To find talent capable of managing an AI stack, traditional interviews are insufficient. A better test is to provide candidates with platform credits (e.g., Replit) and challenge them to build a functional agent that automates a real business task, proving their practical skills.
When building core AI technology, prioritize hiring 'AI-native' recent graduates over seasoned veterans. These individuals often possess a fearless execution mindset and a foundational understanding of new paradigms that is critical for building from the ground up, countering the traditional wisdom of hiring for experience.
Contrary to the belief that AI architecture is only for senior staff, Atlassian finds that "AI native" junior employees are often more effective.
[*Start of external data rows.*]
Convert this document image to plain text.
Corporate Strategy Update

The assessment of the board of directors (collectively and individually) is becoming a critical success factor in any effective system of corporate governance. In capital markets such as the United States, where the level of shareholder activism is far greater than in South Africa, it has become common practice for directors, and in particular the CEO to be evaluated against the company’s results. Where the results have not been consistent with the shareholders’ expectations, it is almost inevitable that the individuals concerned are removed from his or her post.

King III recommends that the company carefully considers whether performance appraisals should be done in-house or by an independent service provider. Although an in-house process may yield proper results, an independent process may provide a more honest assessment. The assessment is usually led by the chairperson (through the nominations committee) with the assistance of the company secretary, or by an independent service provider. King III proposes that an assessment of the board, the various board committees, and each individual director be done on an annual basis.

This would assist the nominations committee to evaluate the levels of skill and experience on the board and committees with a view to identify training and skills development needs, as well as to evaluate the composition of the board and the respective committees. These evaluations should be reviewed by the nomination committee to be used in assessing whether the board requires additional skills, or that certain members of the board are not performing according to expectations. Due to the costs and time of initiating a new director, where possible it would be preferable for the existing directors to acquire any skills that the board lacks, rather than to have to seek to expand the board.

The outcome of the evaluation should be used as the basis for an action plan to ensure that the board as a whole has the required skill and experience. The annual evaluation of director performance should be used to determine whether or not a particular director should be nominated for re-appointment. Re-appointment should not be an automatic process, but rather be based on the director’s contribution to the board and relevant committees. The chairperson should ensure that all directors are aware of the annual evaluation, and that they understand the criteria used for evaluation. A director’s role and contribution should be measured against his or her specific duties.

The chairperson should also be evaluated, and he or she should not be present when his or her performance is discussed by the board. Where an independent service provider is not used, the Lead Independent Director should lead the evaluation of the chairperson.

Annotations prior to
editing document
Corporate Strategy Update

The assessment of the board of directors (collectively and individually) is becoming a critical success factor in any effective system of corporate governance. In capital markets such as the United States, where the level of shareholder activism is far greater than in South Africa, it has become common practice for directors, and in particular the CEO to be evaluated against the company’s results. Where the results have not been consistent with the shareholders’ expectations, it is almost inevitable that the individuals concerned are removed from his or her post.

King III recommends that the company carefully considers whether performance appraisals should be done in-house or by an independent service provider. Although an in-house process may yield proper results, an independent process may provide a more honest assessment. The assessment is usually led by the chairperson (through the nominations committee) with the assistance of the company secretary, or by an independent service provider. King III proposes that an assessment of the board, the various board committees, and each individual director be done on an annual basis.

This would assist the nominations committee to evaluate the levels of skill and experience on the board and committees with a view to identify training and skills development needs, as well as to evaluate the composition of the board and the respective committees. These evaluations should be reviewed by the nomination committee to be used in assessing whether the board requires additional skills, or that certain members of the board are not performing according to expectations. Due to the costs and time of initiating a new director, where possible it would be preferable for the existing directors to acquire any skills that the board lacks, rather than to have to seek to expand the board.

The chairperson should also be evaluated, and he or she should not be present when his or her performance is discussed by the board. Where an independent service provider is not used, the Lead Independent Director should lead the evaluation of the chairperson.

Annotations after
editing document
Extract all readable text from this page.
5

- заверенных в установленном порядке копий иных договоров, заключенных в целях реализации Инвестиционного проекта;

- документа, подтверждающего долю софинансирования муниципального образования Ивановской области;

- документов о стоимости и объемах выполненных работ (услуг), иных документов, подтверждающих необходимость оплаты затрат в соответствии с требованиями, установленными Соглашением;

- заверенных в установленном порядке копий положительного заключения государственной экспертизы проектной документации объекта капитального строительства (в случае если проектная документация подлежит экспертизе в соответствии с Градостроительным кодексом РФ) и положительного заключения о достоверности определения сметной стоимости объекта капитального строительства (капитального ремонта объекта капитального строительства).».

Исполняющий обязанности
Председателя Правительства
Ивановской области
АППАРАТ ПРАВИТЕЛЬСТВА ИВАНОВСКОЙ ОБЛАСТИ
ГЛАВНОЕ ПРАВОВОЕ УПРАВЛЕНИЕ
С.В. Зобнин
They are unburdened by old workflows and naturally think in terms of AI-powered systems. Senior staff can struggle with the required behavioral change, making junior hires a key vector for innovation.
Instead of replacing junior hires, AI creates a new opportunity: empower high-agency junior talent with powerful AI tools. This strategy creates a force-multiplier effect, allowing a small, specialized team to achieve outsized results by giving them "nuclear power" to tackle complex problems.
A new wave of AI automation is being driven by non-technical staff using agent-based platforms. These knowledge workers are building custom AI solutions for complex business processes, bypassing the need for new software purchases or dedicated engineering resources.
A new role is emerging for employees who identify business inefficiencies and direct AI agents to build custom software to solve them. This 'vibe coder' doesn't need to write code but acts as a problem-finder and agent-manager, creating bespoke internal tools that are superior to off-the-shelf software.
At Block, the most surprising impact of AI hasn't been on engineers, but on non-technical staff. Teams like enterprise risk management now use AI agents to build their own software tools, compressing weeks of work into hours and bypassing the need to wait for internal engineering teams.
Unable to secure budget for a human chief of staff, Webflow's CPO built her own using AI agents. This system automates complex, recurring tasks like podcast research and data prep, demonstrating how executives can use AI to gain significant personal leverage without increasing headcount.